Karl Sjölin: Finding stroke with a blood test
- Date: 4 October 2024, 09:00
- Location: H:son-Holmdahlsalen, Akademiska Sjukhuset, Ing 100, 2 tr, Uppsala
- Type: Thesis defence
- Thesis author: Karl Sjölin
- External reviewer: Katarina Jood
- Supervisors: Joachim Burman, Kim Kultima, Anders Larsson, Signild Åsberg
- Research subject: Neurology
- DiVA
Abstract
In contrast to many other diseases and conditions, there is no established blood-based biomarker to aid in the diagnosis, prognosis, or outcome prediction of stroke.
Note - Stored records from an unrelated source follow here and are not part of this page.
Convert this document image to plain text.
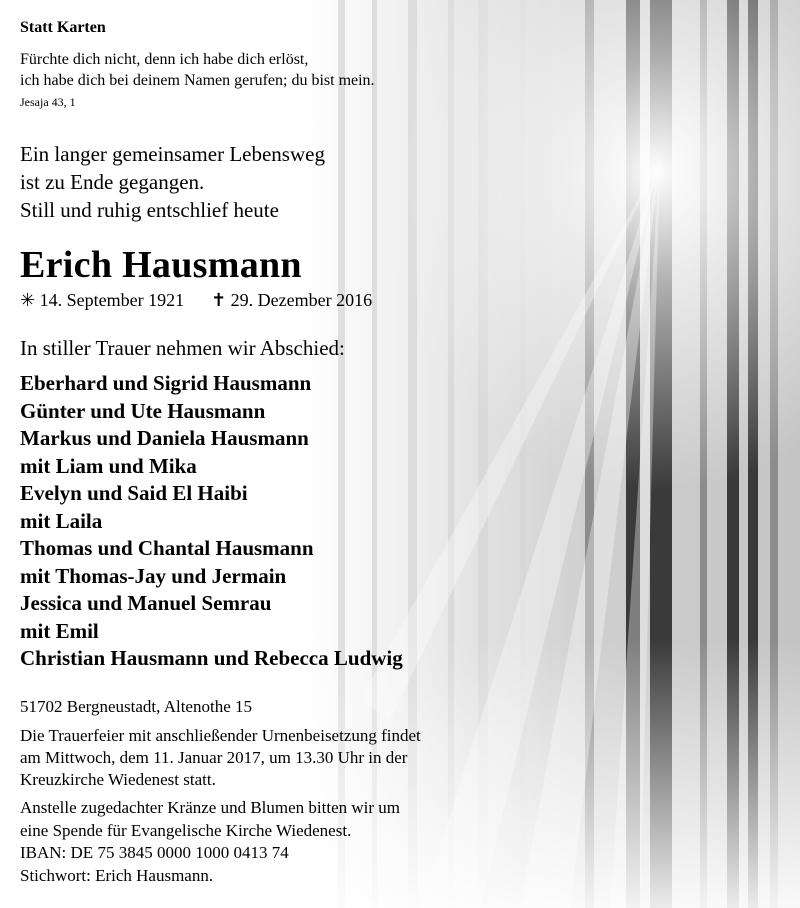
Statt Karten
Fürchte dich nicht, denn ich habe dich erlöst,
ich habe dich bei deinem Namen gerufen; du bist mein.
Jesaja 43, 1
Ein langer gemeinsamer Lebensweg
ist zu Ende gegangen.
Still und ruhig entschlief heute
Erich Hausmann
✳ 14. September 1921 ✝ 29. Dezember 2016
In stiller Trauer nehmen wir Abschied:
Eberhard und Sigrid Hausmann
Günter und Ute Hausmann
Markus und Daniela Hausmann
mit Liam und Mika
Evelyn und Said El Haibi
mit Laila
Thomas und Chantal Hausmann
mit Thomas-Jay und Jermain
Jessica und Manuel Semrau
mit Emil
Christian Hausmann und Rebecca Ludwig
51702 Bergneustadt, Altenothe 15
Die Trauerfeier mit anschließender Urnenbeisetzung findet
am Mittwoch, dem 11. Januar 2017, um 13.30 Uhr in der
Kreuzkirche Wiedenest statt.
Anstelle zugedachter Kränze und Blumen bitten wir um
eine Spende für Evangelische Kirche Wiedenest.
IBAN: DE 75 3845 0000 1000 0413 74
Stichwort: Erich Hausmann.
The neurospecific proteins glial fibrillary acidic protein (GFAP), myelin basic protein, neurofilament light (NFL), tau, and ubiquitin carboxy-terminal hydrolase L1 are released into blood in response to injurious processes affecting the central nervous system. This thesis aims to enhance the understanding of if, how, and when these biomarkers can provide important information in stroke and stroke-related disorders and which should be the focus for further translation into a useful blood test for stroke.
Firstly, we determined how and at which concentrations these biomarkers are distributed in the human CNS. We found substantial variation between brain regions, indicating that these biomarkers' circulating levels are likely affected by both the size and location of a cerebral insult.
After that, we investigated how plasma levels of these biomarkers change during the first week after an ischemic stroke and determined the optimal time point for assessing infarct volume. Undoubtedly, GFAP was the most optimal biomarker to assess infarct volume in the acute phase, while NFL was better suited to evaluate infarct volume one week to three months after symptom onset.
The findings indicated that NFL holds information long after a cerebrovascular event, so we analyzed plasma NFL in patients undergoing the cardiac procedure transcatheter aortic valve implantation, which is associated with a high frequency of relatively small and covert brain infarcts. We found that NFL increased by 60% after the procedure, which in approximative numbers corresponds to 1 cm3 infarcted brain tissue, similar to the previously reported mean lesion size after the procedure, indicating that NFL may contribute to the detection of procedure-related insults.
Finally, we analyzed serum NFL in patients with atrial fibrillation (AF), a cardiac disease associated with both overt and covert brain infarcts, and in matched controls. We discovered that patients with AF had slightly elevated levels of NFL and that patients with ongoing AF rhythm had the highest levels, indicating that the cerebrovascular pathologies associated with AF may, at least in part, be reflected by NFL.
In summary, this thesis has contributed to the understanding of how and when these biomarkers provide information about stroke and stroke-related disorders. Future studies should aim to further NFL and GFAP into the clinical management of cerebrovascular disease.